9. Avoid unexpected phone calls
Although most communications are digital, phishing attempts are still made via phone calls on a regular basis and can still be successful. In many instances, they will already have a great deal of data, and they need the last piece of the puzzle from your two-factor authentication to gain access.
A hacker may call pretending to be from a bank and asks for some of your keywords and then will mention that we will send you a code shortly to confirm it is you. These phone calls are an elaborate ruse to get you to hand over your authentication code but can be exceptionally convincing if they have gathered enough data on you already.
Remember, no service will call you and ask for these types of data unless you call them, and even then, the operators will never ask for an authentication code and will only read from data that you have given them. So, please feel free to hang up or not answer.

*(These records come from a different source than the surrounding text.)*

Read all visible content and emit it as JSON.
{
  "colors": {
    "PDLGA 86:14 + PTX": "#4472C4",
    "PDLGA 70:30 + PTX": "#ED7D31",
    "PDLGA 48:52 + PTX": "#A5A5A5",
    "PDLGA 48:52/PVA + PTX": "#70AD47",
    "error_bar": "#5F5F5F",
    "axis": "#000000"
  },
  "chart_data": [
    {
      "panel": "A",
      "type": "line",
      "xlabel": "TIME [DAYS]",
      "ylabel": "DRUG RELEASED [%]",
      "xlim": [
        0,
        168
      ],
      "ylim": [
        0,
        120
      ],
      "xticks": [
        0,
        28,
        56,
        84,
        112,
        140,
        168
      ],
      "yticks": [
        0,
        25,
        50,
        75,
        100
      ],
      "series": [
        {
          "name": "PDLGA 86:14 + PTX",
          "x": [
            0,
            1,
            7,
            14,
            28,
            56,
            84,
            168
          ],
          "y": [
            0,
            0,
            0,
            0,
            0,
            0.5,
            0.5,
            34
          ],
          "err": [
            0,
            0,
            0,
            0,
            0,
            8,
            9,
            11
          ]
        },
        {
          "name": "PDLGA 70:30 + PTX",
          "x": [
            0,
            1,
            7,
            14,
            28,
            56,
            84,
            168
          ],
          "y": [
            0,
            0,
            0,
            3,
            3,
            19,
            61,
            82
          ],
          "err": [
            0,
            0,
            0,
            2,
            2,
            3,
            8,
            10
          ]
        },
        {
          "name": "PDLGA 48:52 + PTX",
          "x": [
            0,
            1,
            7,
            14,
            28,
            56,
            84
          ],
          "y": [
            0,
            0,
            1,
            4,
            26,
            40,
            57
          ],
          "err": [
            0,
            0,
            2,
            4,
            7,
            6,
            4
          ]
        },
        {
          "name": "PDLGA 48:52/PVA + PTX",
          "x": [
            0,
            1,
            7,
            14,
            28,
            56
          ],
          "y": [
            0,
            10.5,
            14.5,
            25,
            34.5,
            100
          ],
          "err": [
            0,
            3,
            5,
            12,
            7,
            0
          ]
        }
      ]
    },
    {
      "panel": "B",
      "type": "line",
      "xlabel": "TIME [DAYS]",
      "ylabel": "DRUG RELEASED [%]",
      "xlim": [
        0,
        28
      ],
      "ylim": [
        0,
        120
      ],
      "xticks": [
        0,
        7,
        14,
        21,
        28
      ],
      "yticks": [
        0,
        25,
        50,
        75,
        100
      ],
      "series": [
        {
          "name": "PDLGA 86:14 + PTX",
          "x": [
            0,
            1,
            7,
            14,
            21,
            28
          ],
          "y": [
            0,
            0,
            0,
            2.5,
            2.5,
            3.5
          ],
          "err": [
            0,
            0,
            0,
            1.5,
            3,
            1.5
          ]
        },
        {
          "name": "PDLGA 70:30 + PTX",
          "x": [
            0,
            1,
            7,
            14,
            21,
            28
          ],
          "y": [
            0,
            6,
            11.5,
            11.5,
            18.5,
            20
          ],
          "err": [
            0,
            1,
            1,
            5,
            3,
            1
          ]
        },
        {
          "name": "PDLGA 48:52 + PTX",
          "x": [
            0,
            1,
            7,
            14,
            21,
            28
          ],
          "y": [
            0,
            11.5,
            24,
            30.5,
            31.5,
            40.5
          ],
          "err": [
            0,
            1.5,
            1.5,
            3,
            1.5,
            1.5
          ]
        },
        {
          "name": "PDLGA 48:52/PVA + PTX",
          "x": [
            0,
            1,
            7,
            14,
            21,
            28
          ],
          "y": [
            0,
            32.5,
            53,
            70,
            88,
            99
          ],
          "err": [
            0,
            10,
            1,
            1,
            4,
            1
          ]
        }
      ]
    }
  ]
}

10. Apply a Second World War motto
Loose lips sink ships applies as much today as ever. We may feel safe in various public areas and social settings, but you never know who is listening. This type of phishing is most prevalent in companies and small businesses. Hanging around coffee shops, pubs and restaurants at regular haunts of staff members can yield a lot of information and leave companies vulnerable.
On the other hand, businesses should also do everything they can to protect customer data. For one, they should tick everything on their GDPR checklist for data protection compliance.